Le Comité des Ministres, en vertu de l'article 32 (art. 32) de la
Convention de sauvegarde des Droits de l'Homme et des Libertés
fondamentales (ci-après dénommée "la convention"),
Vu le rapport de la Commission européenne des Droits de l'Homme établi
conformément à l'article 31 (art. 31) de la convention au sujet de la
requête introduite par B. contre le Royaume-Uni (No 6870/75);
Considérant que le 1er mars 1982 la Commission a transmis ledit
rapport au Comité des Ministres et que le délai de trois mois prévu à
l'article 32, paragraphe 1 (art. 32-1), de la convention s'est écoulé
sans que l'affaire ait été déférée à la Cour européenne des Droits de
l'Homme en vertu de l'article 48 (art. 48) de la convention;
Considérant que dans sa requête introduite le 17 octobre 1974, le
requérant s'est plaint que sa détention dans un hopital psychiatrique
spécial constitue un traitement inhumain et dégradant et une privation
de liberté injustifiée, alléguant la violation des articles 3 et 5
(art. 3, art. 5) de la convention;
Considérant que la Commission, après avoir déclaré la requête
recevable le 14 mai 1977 en ce qui concerne l'article 3 (art. 3)

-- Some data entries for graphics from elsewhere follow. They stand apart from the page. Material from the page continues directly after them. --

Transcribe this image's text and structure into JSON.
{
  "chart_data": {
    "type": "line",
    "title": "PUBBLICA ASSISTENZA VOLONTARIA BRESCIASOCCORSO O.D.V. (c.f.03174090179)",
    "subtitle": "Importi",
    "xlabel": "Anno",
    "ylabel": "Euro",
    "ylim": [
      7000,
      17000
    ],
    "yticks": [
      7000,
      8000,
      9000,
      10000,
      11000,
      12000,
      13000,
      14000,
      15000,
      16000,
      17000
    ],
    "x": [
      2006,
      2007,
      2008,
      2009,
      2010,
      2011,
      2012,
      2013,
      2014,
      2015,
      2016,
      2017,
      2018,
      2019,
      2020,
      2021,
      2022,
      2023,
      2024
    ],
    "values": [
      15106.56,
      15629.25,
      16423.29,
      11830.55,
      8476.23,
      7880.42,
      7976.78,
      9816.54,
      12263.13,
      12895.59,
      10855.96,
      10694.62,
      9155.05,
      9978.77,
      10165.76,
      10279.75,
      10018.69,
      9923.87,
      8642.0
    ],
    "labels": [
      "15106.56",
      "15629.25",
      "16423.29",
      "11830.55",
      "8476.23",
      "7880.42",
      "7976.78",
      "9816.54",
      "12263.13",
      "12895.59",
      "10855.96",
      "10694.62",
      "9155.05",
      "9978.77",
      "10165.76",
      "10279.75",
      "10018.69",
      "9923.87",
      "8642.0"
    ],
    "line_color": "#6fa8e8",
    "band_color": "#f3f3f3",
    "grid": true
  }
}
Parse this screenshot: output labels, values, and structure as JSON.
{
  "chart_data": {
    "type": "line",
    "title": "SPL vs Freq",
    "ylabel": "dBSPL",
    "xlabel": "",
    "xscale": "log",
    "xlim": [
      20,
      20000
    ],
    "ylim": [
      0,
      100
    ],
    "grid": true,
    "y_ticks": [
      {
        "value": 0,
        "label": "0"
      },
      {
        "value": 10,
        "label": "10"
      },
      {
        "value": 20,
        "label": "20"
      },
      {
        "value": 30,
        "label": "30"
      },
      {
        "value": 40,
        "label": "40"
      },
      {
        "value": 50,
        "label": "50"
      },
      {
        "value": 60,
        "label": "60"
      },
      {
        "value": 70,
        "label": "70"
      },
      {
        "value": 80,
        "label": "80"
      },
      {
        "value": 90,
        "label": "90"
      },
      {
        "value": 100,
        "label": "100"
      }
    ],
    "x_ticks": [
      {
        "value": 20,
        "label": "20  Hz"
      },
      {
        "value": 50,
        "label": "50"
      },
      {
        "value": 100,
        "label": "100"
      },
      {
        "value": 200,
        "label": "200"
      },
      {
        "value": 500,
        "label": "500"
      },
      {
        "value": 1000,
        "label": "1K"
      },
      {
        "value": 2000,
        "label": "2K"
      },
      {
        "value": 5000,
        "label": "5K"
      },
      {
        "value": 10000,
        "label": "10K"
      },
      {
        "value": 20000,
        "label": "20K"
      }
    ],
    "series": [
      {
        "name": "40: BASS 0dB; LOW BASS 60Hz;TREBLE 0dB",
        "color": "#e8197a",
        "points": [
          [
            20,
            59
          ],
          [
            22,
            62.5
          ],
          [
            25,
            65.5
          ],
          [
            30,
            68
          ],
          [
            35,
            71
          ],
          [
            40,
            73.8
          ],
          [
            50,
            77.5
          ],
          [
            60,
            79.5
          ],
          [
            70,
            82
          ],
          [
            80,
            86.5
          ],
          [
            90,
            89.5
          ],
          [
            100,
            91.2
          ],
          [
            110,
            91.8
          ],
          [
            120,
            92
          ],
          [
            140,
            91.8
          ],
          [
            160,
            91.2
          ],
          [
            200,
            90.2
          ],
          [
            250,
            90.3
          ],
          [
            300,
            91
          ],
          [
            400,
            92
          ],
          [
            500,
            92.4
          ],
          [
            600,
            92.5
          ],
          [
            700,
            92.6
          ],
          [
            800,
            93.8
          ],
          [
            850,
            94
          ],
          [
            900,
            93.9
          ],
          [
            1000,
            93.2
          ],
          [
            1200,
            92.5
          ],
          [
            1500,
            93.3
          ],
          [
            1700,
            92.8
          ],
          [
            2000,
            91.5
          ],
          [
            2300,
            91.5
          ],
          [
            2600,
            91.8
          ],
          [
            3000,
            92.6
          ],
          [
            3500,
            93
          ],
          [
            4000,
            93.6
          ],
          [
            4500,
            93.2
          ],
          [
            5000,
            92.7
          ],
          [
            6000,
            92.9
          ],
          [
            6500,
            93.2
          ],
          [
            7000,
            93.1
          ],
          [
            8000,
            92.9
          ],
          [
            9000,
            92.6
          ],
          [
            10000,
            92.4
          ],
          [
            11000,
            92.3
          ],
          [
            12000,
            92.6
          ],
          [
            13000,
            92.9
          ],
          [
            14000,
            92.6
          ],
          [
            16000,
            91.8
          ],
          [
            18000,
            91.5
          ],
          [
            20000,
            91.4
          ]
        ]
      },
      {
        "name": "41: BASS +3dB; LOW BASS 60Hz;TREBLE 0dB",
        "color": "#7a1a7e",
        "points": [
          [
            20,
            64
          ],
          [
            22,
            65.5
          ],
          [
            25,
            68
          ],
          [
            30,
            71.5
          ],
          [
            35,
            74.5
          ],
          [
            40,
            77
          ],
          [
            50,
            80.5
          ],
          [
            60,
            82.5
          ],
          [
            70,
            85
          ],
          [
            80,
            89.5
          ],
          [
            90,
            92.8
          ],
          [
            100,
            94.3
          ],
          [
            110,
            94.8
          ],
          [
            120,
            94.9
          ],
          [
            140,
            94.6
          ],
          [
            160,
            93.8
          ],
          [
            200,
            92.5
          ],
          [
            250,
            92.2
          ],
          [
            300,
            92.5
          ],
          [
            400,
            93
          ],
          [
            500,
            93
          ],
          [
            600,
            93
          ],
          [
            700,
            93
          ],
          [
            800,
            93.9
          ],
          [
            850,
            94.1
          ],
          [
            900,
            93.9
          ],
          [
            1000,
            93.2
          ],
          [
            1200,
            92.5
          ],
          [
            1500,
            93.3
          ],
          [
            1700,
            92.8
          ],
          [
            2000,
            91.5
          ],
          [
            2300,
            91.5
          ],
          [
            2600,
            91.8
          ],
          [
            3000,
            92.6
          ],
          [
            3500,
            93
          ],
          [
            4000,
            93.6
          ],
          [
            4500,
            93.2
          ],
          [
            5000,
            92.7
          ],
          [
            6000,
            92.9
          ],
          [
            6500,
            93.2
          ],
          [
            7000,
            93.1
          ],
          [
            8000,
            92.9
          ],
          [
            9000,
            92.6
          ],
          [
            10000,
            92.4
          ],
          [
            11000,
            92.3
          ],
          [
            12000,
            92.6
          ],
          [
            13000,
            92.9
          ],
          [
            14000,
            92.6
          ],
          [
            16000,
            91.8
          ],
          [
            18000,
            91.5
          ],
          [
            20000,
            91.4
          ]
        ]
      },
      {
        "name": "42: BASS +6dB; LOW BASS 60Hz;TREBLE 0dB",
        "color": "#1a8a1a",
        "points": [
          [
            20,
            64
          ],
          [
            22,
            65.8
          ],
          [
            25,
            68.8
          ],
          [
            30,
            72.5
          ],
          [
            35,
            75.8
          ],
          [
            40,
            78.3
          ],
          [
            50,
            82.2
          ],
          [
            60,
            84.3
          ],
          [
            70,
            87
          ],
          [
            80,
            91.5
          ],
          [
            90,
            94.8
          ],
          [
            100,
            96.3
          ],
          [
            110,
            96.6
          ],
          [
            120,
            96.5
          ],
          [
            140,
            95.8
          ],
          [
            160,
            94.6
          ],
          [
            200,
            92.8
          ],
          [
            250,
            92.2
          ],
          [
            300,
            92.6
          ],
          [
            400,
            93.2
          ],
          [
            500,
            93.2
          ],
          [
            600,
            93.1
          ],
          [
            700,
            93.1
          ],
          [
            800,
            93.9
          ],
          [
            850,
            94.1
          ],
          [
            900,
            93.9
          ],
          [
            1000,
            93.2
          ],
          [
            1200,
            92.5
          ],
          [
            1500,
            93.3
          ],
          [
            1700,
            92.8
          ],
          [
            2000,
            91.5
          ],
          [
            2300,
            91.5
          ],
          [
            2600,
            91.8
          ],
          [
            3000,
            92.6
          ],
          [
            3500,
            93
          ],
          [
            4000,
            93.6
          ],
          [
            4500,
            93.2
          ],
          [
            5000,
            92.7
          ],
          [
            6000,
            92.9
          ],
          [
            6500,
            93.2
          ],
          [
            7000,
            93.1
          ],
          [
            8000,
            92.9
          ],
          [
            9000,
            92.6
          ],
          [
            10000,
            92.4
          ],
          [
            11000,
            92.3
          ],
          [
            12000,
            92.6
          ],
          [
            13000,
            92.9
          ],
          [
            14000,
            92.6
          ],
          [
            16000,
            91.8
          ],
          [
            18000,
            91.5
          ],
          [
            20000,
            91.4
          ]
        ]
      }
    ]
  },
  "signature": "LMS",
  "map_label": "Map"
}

et le 7 mai 1981 en ce qui concerne l'article 5 (art. 5), a exprimé
dans son rapport l'avis par 8 voix contre 5 qu'il n'y a pas eu
violation de l'article 3 (art. 3), par 12 voix contre 2 et 1
abstention qu'il n'y a pas eu violation de l'article 5, paragraphe 1
(art. 5-1), et à l'unanimité qu'il y a eu violation de l'article 5,
paragraphe 4 (art. 5-4), de la convention;
Faisant sien l'avis émis par la Commission en vertu de l'article 31,
paragraphe 1 (art. 31-1), de la convention;
Considérant que pendant l'examen de cette affaire le Comité des
Ministres a été informé par le Gouvernement du Royaume-Uni que
celui-ci a accepté le rapport de la Commission, qu'il avait déjà
inclus, compte tenu de l'arrêt de la Cour européenne des Droits de
l'Homme dans une affaire similaire (X. contre le Royaume-Uni) dans le
projet de loi portant amendement de la loi sur la santé mentale soumis
au Parlement, des dispositions visant à modifier la législation du
Royaume-Uni de telle sorte que la lacune juridique décelée par la Cour
européenne dans la première affaire et par la Commission dans la
présente affaire se trouve désormais comblée et que le Parlement a
adopté cette nouvelle législation;
Procédant au vote conformément aux dispositions de l'article 32,
paragraphe 1 (art. 32-1), de la Convention,
a. Décide que dans la présente affaire il y a eu violation de
l'article 5, paragraphe 4 (art. 5-4), de la convention;
b. Décide, eu égard aux informations fournies par le Gouvernement du
Royaume-Uni, qu'aucune autre action ne s'impose dans cette affaire.